To find the time at which the rocket reaches its maximum height, we need to find the vertex of the quadratic equation:

$y = -16x^2 + 247x + 81$

In a quadratic equation of the form $y = ax^2 + bx + c$, the time at which the maximum height occurs is given by the formula for the x-coordinate of the vertex:

$x = \frac{-b}{2a}$

For your equation, $a = -16$, $b = 247$, and $c = 81$. Let's substitute these values into the formula:

$x = \frac{-247}{2(-16)} = \frac{-247}{-32} = \frac{247}{32}$

Now, calculate the value of $x$:

$x = 7.71875$

Rounding this to the nearest 100th of a second:

$x \approx 7.72 \, \text{seconds}$

So, the rocket will reach its maximum height at 7.72 seconds after launch.

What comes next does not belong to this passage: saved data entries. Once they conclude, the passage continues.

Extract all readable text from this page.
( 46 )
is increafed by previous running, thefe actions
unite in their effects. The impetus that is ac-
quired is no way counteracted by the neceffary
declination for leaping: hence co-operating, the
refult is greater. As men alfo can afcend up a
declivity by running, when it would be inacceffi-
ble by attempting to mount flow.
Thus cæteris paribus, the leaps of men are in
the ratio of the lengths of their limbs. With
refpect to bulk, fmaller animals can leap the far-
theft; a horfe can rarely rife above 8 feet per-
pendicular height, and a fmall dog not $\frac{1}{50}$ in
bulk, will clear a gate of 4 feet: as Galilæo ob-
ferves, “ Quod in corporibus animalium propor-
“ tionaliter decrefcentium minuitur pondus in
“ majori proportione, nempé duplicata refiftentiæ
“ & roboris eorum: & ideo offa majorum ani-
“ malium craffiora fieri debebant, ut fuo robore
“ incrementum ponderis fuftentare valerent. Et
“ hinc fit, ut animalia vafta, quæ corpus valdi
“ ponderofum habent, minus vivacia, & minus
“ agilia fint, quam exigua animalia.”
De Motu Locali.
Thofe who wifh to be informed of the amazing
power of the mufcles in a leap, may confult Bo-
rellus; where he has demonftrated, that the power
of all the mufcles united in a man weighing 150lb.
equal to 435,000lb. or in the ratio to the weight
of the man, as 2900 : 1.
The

Would you like further explanation on this, or do you have any other questions?

Related Questions:

1. How do you determine the maximum height of the rocket?
2. How does the equation of motion relate to real-world projectile motion?
3. What effect would changing the value of $a$ have on the trajectory?
4. How would you modify the equation if the rocket was launched from a higher or lower point?
5. How does the vertex formula apply to other quadratic functions?

Tip: Remember, the vertex formula is always a helpful tool when analyzing parabolic motion, whether it's projectile motion or any other situation described by a quadratic equation.